Forse non tutti sanno che, fino agli anni 90, i video hard non erano diffusi come oggi e la trasgressione era fruibile quasi esclusivamente tramite le famose riviste cartacee hard, comprate nelle edicole, con la complicità di qualche edicolante che cercava di chiudere un occhio sull’effettiva maggiore età dell’acquirente. Ma la grande differenza non stava tanto nel reperimento del materiale pornografico quando nella sua fruizione. Spieghiamo meglio:

A quei tempi i giornaletti porno erano praticamente reliquie, conservate gelosamente con la massima cura dagli adolescenti che spesso se li scambiavano. Oggigiorno il ragazzino che si vuole segare davanti ad una bella troia inculata fa una semplice ricerca sul web e, dopo qualche minuto, eccolo intento a menarsi il cazzo, nella solitudine e nella privacy della sua stanzetta, senza farne parola con nessuno, neanche con il suo migliore amico.
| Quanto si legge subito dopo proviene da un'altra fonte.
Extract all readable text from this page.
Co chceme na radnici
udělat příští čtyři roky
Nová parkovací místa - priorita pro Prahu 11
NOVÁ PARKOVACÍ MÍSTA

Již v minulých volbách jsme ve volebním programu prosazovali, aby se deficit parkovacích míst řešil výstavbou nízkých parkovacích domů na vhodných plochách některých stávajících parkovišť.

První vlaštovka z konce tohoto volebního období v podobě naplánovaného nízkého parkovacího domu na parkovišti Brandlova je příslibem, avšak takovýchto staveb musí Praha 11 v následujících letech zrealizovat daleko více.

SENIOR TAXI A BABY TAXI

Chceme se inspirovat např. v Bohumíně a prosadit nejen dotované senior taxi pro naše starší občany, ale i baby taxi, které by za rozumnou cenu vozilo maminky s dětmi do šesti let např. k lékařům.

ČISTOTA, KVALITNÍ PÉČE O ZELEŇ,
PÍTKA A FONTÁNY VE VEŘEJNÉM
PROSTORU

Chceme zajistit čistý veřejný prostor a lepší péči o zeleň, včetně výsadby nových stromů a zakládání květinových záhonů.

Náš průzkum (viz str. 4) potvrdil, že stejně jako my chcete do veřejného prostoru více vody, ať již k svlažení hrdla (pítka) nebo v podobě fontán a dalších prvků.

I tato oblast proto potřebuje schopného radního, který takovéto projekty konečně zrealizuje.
Prima dell’avvento del porno online invece tribù di ragazzini si incontravano con l’intento (tra le altre cose) di dare sfogo alle proprie pulsioni sessuali in una sorta di rito di gruppo.
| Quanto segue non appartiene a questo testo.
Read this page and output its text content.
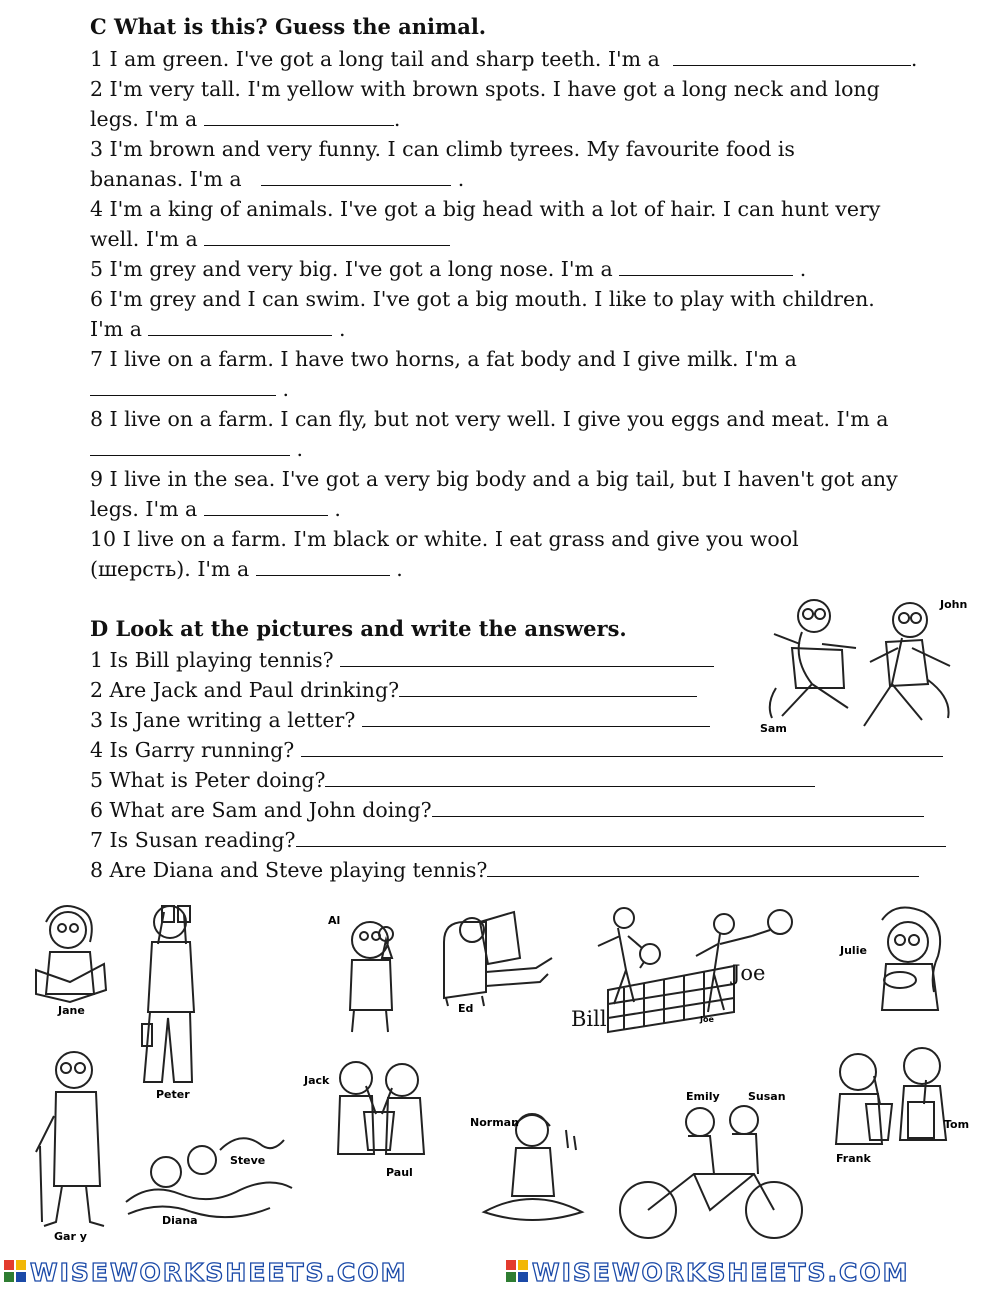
C What is this? Guess the animal.
1 I am green. I've got a long tail and sharp teeth. I'm a	.
2 I'm very tall. I'm yellow with brown spots. I have got a long neck and long
legs. I'm a	.
3 I'm brown and very funny. I can climb tyrees. My favourite food is
bananas. I'm a	.
4 I'm a king of animals. I've got a big head with a lot of hair. I can hunt very
well. I'm a
5 I'm grey and very big. I've got a long nose. I'm a	.
6 I'm grey and I can swim. I've got a big mouth. I like to play with children.
I'm a	.
7 I live on a farm. I have two horns, a fat body and I give milk. I'm a
.
8 I live on a farm. I can fly, but not very well. I give you eggs and meat. I'm a
.
9 I live in the sea. I've got a very big body and a big tail, but I haven't got any
legs. I'm a	.
10 I live on a farm. I'm black or white. I eat grass and give you wool
(шерсть). I'm a	.
D Look at the pictures and write the answers.
1 Is Bill playing tennis?
2 Are Jack and Paul drinking?
3 Is Jane writing a letter?
4 Is Garry running?
5 What is Peter doing?
6 What are Sam and John doing?
7 Is Susan reading?
8 Are Diana and Steve playing tennis?
John
Sam
Jane
Peter
Al
Ed
Joe
Joe
Bill
Julie
Gar y
Steve
Diana
Jack
Paul
Norman
Emily	Susan
Frank
Tom
WISEWORKSHEETS.COM	WISEWORKSHEETS.COM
Attenzione, non stiamo parlando di orge e ammucchiate tra ragazzini carichi di sperma e testosterone, bensì del famoso rito della “sega di gruppo“, uno spazio di una mezz’ora nel quale i ragazzini a turno prendevano possesso del giornaletto, si chiudevano nel bagno, ed iniziavano a smanettarsi per poi, una volta sfogati, passare il testimone al compagno successivo, fino a quando tutti erano belli calmi e rilassati, pronti a riprendere le loro scorribande giovanili.

Ma cosa succedeva se il tempo era limitato? Non dimentichiamoci che la pippa veniva fatta approfittando dell’assenza dei genitori di un membro della tribù, il quale molto spesso coincideva con il detentore del “sacro graal” della pippa giovanile (il giornaletto porno). Ebbene, quando c’era poco tempo, e la necessità era che, nel giro di 15/20 minuti tutti potessero sfogarsi amabilmente con la pornostar di turno, si procedeva con il fatidico rito della sega di gruppo.

A pensarci ora viene quasi da ridere ad immaginare un gruppo di ragazzini con i pantaloni calati intenti a ravanarsi il cazzo davanti alla pagina di un giornaletto porno. Pensandoci bene in questa epoca, nella quale siamo abituati al sesso interattivo e realistico viene da chiedersi come era possibile eccitarsi e raggiungere l’orgasmo in una situazione al limite del comico. C’è anche da dire che quando si è ragazzini è tutto molto più semplice e ci si fa meno problemi.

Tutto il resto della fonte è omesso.